Is the following singleton implementation data-race free?
static std::atomic<Tp *> m_instance;
...
static Tp &
instance()
{
if (!m_instance.load(std::memory_order_relaxed))
{
std::lock_guard<std::mutex> lock(m_mutex);
if (!m_instance.load(std::memory_order_acquire))
{
Tp * i = new Tp;
m_instance.store(i, std::memory_order_release);
}
}
return * m_instance.load(std::memory_order_relaxed);
}
Is the std::memory_model_acquire of the load operation superfluous? Is it possible to further relax both load and store operations by switching them to std::memory_order_relaxed? In that case, is the acquire/release semantic of std::mutex enough to guarantee its correctness, or a further std::atomic_thread_fence(std::memory_order_release) is also required to ensure that the writes to memory of the constructor happen before the relaxed store? Yet, is the use of fence equivalent to have the store with memory_order_release?
EDIT: Thanks to the answer of John, I came up with the following implementation that should be data-race free. Even though the inner load could be non-atomic at all, I decided to leave a relaxed load in that it does not affect the performance. In comparison to always have an outer load with the acquire memory order, the thread_local machinery improves the performance of accessing the instance of about an order of magnitude.
static Tp &
instance()
{
static thread_local Tp *instance;
if (!instance &&
!(instance = m_instance.load(std::memory_order_acquire)))
{
std::lock_guard<std::mutex> lock(m_mutex);
if (!(instance = m_instance.load(std::memory_order_relaxed)))
{
instance = new Tp;
m_instance.store(instance, std::memory_order_release);
}
}
return *instance;
}
That implementation is not race-free. The atomic store of the singleton, while it uses release semantics, will only synchronize with the matching acquire operation—that is, the load operation that is already guarded by the mutex.
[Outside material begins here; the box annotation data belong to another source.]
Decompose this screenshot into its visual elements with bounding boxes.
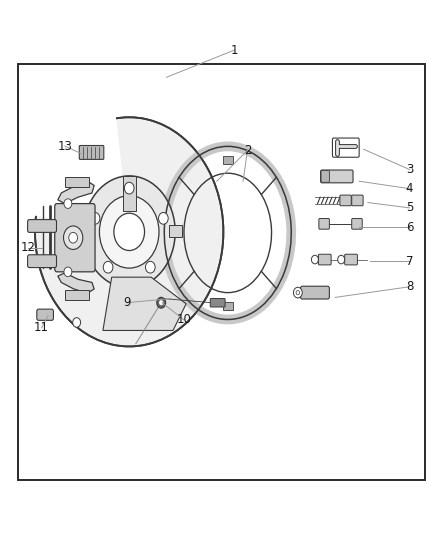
Text: 11: 11 xyxy=(34,321,49,334)
FancyBboxPatch shape xyxy=(352,195,363,206)
FancyBboxPatch shape xyxy=(55,204,95,272)
Text: 12: 12 xyxy=(21,241,36,254)
FancyBboxPatch shape xyxy=(340,195,351,206)
Polygon shape xyxy=(103,277,186,330)
Circle shape xyxy=(159,213,168,224)
Bar xyxy=(223,302,233,310)
FancyBboxPatch shape xyxy=(319,219,329,229)
Bar xyxy=(223,156,233,164)
Bar xyxy=(65,290,89,300)
Text: 8: 8 xyxy=(406,280,413,293)
Bar xyxy=(123,176,136,211)
Circle shape xyxy=(64,226,83,249)
Text: 9: 9 xyxy=(123,296,131,309)
FancyBboxPatch shape xyxy=(300,286,329,299)
FancyBboxPatch shape xyxy=(352,219,362,229)
Text: 6: 6 xyxy=(406,221,413,233)
Bar xyxy=(18,64,425,480)
Circle shape xyxy=(338,255,345,264)
Circle shape xyxy=(145,261,155,273)
Circle shape xyxy=(73,318,81,327)
FancyBboxPatch shape xyxy=(345,254,357,265)
FancyBboxPatch shape xyxy=(79,146,104,159)
Text: 1: 1 xyxy=(230,44,238,56)
Circle shape xyxy=(83,176,175,288)
Polygon shape xyxy=(58,181,94,204)
Circle shape xyxy=(311,255,318,264)
Circle shape xyxy=(114,213,145,251)
FancyBboxPatch shape xyxy=(210,298,225,307)
Circle shape xyxy=(293,287,302,298)
FancyBboxPatch shape xyxy=(321,171,329,182)
Bar xyxy=(65,177,89,187)
Circle shape xyxy=(68,254,76,263)
Circle shape xyxy=(90,213,100,224)
FancyBboxPatch shape xyxy=(318,254,331,265)
Polygon shape xyxy=(58,273,94,293)
FancyBboxPatch shape xyxy=(37,309,53,320)
Circle shape xyxy=(99,196,159,268)
Circle shape xyxy=(103,261,113,273)
Text: 7: 7 xyxy=(406,255,413,268)
Text: 4: 4 xyxy=(406,182,413,195)
Text: 2: 2 xyxy=(244,144,251,157)
Text: 10: 10 xyxy=(177,313,191,326)
Circle shape xyxy=(296,290,300,295)
Circle shape xyxy=(64,199,72,208)
Circle shape xyxy=(159,301,163,305)
FancyBboxPatch shape xyxy=(28,220,57,232)
Text: 13: 13 xyxy=(57,140,72,152)
Text: 5: 5 xyxy=(406,201,413,214)
FancyBboxPatch shape xyxy=(321,170,353,183)
Bar xyxy=(169,225,182,237)
Circle shape xyxy=(69,232,78,243)
FancyBboxPatch shape xyxy=(28,255,57,268)
Wedge shape xyxy=(34,116,129,232)
Circle shape xyxy=(157,297,166,308)
Text: 3: 3 xyxy=(406,163,413,176)
Circle shape xyxy=(35,117,223,346)
Circle shape xyxy=(124,182,134,194)
Circle shape xyxy=(64,267,72,277)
It’s possible that the outer relaxed load would read a non-null pointer before the locking thread finished initializing the singleton.
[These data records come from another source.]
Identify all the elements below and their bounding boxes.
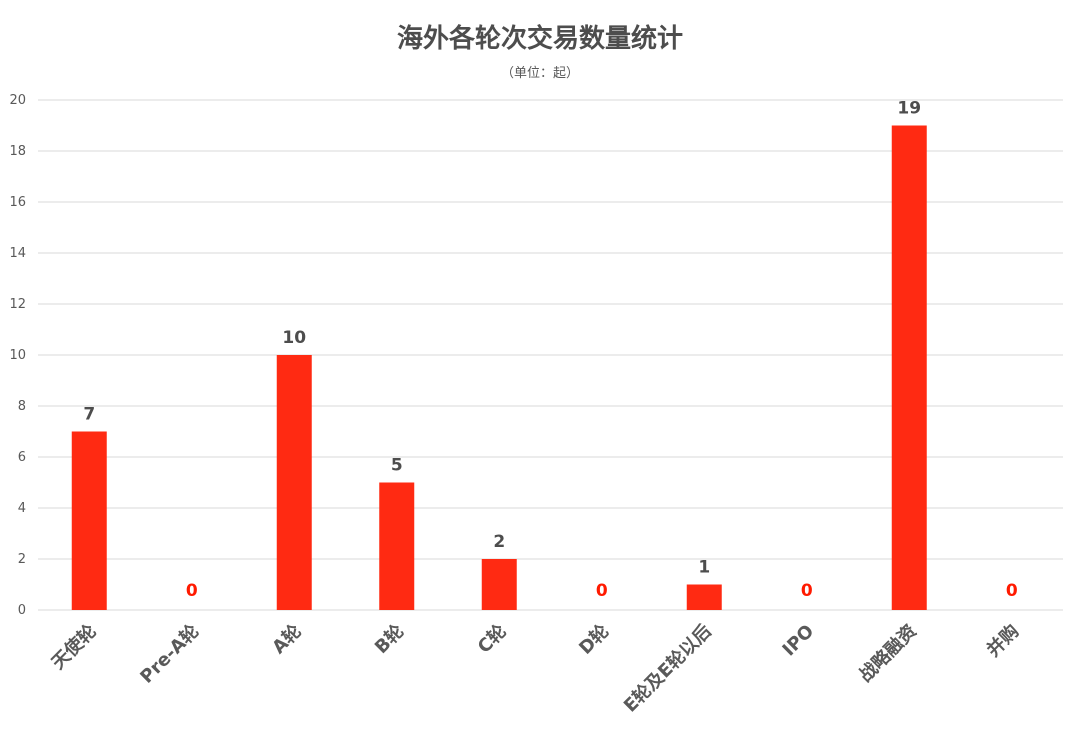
data-label: 1 [698, 558, 710, 578]
bar [379, 482, 415, 610]
chart-subtitle: （单位：起） [500, 66, 579, 81]
data-label: 10 [282, 328, 306, 348]
y-tick-label: 10 [9, 348, 26, 363]
y-tick-label: 0 [18, 603, 26, 618]
bar [686, 584, 722, 610]
category-label: 并购 [982, 620, 1023, 661]
y-tick-label: 18 [9, 144, 26, 159]
data-label: 0 [186, 581, 198, 601]
y-tick-label: 12 [9, 297, 26, 312]
y-tick-label: 8 [18, 399, 26, 414]
data-label: 0 [596, 581, 608, 601]
bar [71, 431, 107, 610]
y-tick-label: 14 [9, 246, 26, 261]
category-label: D轮 [574, 620, 613, 659]
category-label: E轮及E轮以后 [619, 620, 716, 717]
bar [481, 559, 517, 610]
category-label: 天使轮 [47, 620, 101, 674]
y-tick-label: 4 [18, 501, 26, 516]
data-label: 0 [801, 581, 813, 601]
y-tick-label: 6 [18, 450, 26, 465]
data-label: 19 [897, 99, 921, 119]
bar [891, 125, 927, 610]
data-label: 5 [391, 456, 403, 476]
bar [276, 355, 312, 610]
category-label: C轮 [473, 620, 511, 658]
category-label: IPO [779, 621, 819, 661]
category-label: A轮 [268, 620, 306, 658]
data-label: 7 [83, 405, 95, 425]
category-label: 战略融资 [854, 620, 920, 686]
chart-title: 海外各轮次交易数量统计 [396, 24, 683, 54]
category-label: B轮 [370, 620, 408, 658]
data-label: 2 [493, 532, 505, 552]
y-tick-label: 20 [9, 93, 26, 108]
y-tick-label: 16 [9, 195, 26, 210]
y-tick-label: 2 [18, 552, 26, 567]
category-label: Pre-A轮 [136, 620, 204, 688]
data-label: 0 [1006, 581, 1018, 601]
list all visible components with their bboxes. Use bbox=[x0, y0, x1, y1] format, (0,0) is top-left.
The acquire that is guarded by the lock, on the other hand, is redundant. It will synchronize with any store with release semantics on another thread, but at that point (thanks to the mutex) the only thread that can possibly store is the current thread. That load doesn’t even need to be atomic—no stores can happen from another thread.
See Anthony Williams’ series on C++0x multithreading.